Gulf | Bahrain

Ministry urged to allow staff to sport beard

Jasem Al Saeedi, a controversial MP sporting a luxuriant beard, has called upon the interior ministry to allow its personnel to grow facial hair, saying that it was within their rights.

  • By Habib Toumi, Bureau Chief
  • Published: 23:32 August 19, 2008
  • Gulf News

Manama: Jasem Al Saeedi, a controversial MP sporting a luxuriant beard, has called upon the interior ministry to allow its personnel to grow facial hair, saying that it was within their rights.

"We urge Interior Minister Shaikh Rashid Bin Abdallah Al Khalifa to allow the staff and officers of the ministry to grow beards as they are getting ready for the spiritual atmosphere of the holy month of Ramadan," Al Saeedi said yesterday.

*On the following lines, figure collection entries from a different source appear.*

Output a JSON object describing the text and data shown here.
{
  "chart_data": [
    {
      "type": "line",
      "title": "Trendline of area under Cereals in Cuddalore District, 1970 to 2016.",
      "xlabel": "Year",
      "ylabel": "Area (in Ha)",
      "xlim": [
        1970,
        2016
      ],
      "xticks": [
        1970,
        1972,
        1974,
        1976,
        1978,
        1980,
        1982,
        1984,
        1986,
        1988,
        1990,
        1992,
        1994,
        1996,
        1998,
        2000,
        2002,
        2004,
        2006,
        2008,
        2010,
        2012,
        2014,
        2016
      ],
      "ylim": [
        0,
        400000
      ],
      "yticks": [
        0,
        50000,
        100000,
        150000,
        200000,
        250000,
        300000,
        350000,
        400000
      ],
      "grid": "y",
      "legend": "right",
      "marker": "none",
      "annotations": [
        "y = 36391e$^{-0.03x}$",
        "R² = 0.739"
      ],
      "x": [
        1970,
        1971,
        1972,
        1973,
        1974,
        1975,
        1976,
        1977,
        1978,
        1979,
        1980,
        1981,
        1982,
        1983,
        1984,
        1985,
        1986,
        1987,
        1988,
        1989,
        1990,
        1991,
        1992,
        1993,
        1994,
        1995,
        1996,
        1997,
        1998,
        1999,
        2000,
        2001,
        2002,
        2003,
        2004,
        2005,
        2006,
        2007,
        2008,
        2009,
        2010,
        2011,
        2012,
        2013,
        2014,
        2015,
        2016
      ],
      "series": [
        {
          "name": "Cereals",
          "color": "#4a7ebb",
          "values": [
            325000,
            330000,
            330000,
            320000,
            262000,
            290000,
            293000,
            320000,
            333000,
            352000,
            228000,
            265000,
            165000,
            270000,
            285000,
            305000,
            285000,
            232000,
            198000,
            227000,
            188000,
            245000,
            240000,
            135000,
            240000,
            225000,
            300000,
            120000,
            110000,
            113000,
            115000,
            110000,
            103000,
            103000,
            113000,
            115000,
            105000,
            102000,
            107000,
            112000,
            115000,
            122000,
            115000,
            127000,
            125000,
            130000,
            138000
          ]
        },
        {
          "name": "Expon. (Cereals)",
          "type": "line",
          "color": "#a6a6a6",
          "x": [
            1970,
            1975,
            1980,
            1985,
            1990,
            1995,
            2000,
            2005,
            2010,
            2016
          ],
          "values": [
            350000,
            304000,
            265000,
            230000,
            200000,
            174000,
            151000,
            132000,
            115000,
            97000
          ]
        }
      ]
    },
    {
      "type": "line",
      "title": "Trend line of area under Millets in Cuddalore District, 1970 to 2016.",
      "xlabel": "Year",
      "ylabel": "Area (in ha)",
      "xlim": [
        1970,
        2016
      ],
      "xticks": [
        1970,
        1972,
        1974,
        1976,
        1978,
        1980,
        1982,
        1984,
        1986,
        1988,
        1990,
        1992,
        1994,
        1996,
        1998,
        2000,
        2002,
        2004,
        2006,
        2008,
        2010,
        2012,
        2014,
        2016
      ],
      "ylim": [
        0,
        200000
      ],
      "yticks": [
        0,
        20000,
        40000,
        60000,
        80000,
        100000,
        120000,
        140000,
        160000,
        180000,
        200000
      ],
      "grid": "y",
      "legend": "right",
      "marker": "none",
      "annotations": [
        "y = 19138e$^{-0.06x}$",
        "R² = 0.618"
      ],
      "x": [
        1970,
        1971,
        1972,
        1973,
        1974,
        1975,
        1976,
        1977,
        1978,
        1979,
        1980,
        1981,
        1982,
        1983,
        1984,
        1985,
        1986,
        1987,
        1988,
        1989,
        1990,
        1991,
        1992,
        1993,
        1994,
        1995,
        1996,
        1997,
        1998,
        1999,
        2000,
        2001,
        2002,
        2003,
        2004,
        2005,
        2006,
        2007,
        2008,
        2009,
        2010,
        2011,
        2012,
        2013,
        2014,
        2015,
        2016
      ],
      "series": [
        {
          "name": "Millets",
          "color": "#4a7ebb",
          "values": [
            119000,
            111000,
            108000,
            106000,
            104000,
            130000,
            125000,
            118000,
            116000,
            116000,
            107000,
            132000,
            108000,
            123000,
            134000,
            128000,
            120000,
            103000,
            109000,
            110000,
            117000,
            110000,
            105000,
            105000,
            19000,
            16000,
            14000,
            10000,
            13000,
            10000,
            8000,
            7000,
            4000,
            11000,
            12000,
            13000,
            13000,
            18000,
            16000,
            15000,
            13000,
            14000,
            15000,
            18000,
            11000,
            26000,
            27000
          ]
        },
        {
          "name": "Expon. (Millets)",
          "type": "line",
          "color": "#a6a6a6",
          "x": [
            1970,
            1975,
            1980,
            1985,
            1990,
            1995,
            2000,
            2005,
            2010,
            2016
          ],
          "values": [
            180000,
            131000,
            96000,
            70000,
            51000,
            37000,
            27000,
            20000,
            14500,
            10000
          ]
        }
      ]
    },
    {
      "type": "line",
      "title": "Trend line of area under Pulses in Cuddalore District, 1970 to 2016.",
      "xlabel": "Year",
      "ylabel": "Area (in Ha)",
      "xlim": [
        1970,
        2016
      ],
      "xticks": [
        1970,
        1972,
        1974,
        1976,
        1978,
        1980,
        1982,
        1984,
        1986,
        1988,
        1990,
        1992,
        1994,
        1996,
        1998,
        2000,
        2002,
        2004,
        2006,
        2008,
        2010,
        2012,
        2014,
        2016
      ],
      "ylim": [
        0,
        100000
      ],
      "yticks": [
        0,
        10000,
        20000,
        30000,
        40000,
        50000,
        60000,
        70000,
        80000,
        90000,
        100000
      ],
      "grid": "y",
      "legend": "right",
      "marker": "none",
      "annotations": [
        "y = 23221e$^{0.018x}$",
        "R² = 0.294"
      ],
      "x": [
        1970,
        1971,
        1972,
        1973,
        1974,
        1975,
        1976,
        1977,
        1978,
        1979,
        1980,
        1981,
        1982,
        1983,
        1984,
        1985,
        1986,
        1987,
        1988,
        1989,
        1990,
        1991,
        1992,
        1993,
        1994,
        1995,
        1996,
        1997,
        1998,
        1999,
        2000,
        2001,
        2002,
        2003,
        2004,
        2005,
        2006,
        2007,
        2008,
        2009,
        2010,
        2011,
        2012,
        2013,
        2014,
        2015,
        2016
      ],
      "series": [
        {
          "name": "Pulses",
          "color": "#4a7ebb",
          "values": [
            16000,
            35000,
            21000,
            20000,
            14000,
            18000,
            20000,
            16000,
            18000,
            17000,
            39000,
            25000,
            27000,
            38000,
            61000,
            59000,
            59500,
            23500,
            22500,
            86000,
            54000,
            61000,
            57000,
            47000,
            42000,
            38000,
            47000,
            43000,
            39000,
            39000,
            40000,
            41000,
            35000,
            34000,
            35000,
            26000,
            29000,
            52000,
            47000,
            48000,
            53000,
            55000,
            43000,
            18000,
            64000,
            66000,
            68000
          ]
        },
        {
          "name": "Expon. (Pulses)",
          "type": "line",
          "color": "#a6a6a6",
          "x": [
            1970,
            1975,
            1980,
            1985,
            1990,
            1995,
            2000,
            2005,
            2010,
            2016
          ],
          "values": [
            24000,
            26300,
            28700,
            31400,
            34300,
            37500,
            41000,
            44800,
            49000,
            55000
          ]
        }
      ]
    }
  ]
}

"They have the right to emulate Prophet Mohammad (PBUH) and all the Muslims who grew beards," he said in a press statement.

The MP, an independent known for his Salafi stances, said that the interior ministry personnel should be given the same rights as the staff of the Bahrain Defence Force who were allowed last May to grow beards.

Extensive campaign

The decision to allow the military to keep facial hair followed an extensive campaign by Al Asala, the Salafi society with eight MPs in the 40-member lower house."The sons of Bahrain who are the vigilant eyes watching over the country and who are ready to sacrifice their lives for the sake of the nation have high hopes of being allowed to grow beards in line with their convictions," Al Saeedi said in his plea almost ten days before the start of Ramadan.

"They deserve to be treated like the military and be allowed to grow their beard in line with the teachings of Islam."

Bahrain's police forces are the only ones in the Arabian Gulf to have a "no beard" policy, although moustaches are permitted. No one has ever publicly challenged the beard ban, but Al Saeedi did make calls earlier to the minister to reverse the policy.

Controversial figure

The MP had often run into controversy and at one time urged his fellow representatives to marry four wives in order to help fight the alarming rise in the number of spinsters in Bahrain.

Moustaches and beards are common in the Gulf and Middle East countries for religious and cultural reasons, in sharp contrast with the smooth-cheeked Anglosphere.